January 19, 2022
A is for anxiety!
by Athena Bryan

Let’s start at the beginning, a very good place to start!
“UK children pick ‘anxiety’ as their word of 2021”—blares a headline in The Guardian.
Of course they did, we mutter morosely. Have you seen Euphoria? The kids aren’t alright.
But as a book blog, the onus is upon us, unfortunately, to read the article. (Or maybe this is a legitimate entrant into this blog because it is about a “word”—the things that famously populate books.)
So, let’s break this down one by one. By “UK children” they mean “8,000 children between the ages of 7 and 14 from 85 schools” and when they said “word of 2021” they mean “top words they would use when discussing health and wellbeing.”
I suppose we live in a long and illustrious tradition of statistical assumptions being treated literally in headlines, but “word of 2021” really is a bridge too far. This isn’t the kid’s table equivalent to the opaquely determined “Oxford English Dictionary Word of the Year” (which was “vax” incidentally). Although it would be sort of fun if there was a children’s committee that got together and determined the word as arbitrarily as the adult counterpart. I’m picturing the Lost Boys (in Hook, not the J.M. Barrie version—I already gave the book blog justification, get off my back). In my idyllic nostalgia-tinged reverie, they settle on “bangarang.” Ah, my middle school days of yore … I remember my robust and consistent mental health like it was yesterday!

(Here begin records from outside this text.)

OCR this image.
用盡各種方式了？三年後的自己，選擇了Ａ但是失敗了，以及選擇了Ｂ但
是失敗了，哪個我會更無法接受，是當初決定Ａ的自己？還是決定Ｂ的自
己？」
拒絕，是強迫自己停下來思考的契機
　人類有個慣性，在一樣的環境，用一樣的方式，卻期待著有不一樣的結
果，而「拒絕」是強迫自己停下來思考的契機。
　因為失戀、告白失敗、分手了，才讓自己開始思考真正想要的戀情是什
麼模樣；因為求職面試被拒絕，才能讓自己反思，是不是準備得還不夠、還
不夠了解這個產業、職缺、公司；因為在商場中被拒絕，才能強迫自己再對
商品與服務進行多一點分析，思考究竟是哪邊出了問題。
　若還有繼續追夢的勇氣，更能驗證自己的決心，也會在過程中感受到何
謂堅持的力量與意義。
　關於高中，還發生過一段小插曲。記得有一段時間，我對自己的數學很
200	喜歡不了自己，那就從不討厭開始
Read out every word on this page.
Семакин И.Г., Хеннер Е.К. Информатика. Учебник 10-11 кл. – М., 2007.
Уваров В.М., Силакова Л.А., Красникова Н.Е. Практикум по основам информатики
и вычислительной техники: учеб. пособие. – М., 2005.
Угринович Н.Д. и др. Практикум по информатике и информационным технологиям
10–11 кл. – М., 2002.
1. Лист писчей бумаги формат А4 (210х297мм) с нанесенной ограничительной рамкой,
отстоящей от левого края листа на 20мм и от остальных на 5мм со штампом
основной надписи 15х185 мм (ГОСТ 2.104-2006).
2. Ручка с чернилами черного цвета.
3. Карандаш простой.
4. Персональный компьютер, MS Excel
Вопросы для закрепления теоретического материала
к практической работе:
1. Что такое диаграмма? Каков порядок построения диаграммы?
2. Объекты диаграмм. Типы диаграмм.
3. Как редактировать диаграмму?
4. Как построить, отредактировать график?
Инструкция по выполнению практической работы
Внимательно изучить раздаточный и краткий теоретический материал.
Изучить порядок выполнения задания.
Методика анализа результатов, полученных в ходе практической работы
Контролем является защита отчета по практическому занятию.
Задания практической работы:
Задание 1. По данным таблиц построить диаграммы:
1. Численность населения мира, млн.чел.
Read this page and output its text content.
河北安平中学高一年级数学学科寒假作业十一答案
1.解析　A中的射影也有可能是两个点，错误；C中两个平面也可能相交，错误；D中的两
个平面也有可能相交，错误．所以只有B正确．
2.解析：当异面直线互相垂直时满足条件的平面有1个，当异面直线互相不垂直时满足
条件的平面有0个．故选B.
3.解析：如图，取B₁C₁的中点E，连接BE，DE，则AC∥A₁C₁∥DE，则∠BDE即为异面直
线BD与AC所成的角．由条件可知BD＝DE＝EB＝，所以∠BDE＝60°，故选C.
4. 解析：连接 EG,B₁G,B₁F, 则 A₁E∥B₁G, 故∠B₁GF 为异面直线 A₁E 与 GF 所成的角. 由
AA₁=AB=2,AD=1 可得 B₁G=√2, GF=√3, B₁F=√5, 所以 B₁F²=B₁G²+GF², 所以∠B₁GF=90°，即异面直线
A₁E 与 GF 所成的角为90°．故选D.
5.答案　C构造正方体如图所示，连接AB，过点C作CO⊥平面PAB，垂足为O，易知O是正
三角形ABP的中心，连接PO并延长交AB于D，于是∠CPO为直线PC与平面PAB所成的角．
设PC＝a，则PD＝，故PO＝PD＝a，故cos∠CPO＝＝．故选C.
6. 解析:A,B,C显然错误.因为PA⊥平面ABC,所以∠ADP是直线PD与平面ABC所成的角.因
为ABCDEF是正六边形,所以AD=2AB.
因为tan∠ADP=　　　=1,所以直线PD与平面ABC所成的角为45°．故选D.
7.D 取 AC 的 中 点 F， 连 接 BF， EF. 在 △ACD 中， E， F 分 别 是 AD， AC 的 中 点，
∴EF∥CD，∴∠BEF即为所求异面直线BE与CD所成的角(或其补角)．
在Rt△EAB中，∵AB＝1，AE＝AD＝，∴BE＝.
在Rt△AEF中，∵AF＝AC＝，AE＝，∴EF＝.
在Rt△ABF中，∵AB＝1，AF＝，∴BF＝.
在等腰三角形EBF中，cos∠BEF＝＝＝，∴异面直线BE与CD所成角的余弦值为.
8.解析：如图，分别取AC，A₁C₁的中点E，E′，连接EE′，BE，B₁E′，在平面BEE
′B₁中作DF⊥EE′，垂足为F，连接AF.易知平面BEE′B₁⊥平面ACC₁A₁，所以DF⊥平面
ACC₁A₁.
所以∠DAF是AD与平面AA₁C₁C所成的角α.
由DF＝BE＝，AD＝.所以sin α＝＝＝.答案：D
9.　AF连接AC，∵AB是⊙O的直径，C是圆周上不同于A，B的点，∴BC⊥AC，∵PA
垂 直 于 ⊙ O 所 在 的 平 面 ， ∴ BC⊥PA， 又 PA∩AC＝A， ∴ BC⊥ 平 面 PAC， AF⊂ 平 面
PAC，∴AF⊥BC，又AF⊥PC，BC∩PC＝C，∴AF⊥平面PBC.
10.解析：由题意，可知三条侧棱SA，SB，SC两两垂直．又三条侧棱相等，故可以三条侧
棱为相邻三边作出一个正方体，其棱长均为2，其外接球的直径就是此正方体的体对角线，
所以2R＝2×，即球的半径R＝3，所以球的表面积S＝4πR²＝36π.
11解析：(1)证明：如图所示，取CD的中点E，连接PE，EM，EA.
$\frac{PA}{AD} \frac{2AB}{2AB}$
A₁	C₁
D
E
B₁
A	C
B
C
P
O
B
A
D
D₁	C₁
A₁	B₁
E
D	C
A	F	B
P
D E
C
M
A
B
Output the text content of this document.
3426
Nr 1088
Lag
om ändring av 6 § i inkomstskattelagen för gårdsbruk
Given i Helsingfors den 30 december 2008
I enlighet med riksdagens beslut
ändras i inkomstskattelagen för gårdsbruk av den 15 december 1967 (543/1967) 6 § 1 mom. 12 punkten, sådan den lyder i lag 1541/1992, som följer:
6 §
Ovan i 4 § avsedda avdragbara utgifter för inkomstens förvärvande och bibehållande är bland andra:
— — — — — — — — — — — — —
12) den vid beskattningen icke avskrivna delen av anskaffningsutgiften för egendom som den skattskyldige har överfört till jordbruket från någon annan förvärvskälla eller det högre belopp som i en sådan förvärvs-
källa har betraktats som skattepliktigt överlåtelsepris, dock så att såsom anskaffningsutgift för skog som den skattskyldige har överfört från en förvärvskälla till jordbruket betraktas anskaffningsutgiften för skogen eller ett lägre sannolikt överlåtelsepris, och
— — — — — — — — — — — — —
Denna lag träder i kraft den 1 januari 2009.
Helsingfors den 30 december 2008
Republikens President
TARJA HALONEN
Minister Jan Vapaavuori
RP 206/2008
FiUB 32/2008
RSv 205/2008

Anyhow, the UK teachers claim the word they’ve been using most when discussing health and wellbeing with their students was “resilience.” So that seems to be working well!
To put in a pin in this choleric blog post, I feel it is incumbent upon me to note that the range they settled on happens to cover the lurching onset of puberty, which is literally when the human brain first feels the chemical pangs of anxiety.
And look, before we get too concerned that the convulsions of history are only now novel and traumatic, I would still submit that we (by which I mean Millennials—those of other generations, get out of here) grew up in a haze of 9/11, a stolen election, the anthrax scare, the invasion of Iraq, Abu Ghraib, and then there was a financial crisis! And we all turned out fine!
…Right?
Athena Bryan is an editor at Melville House.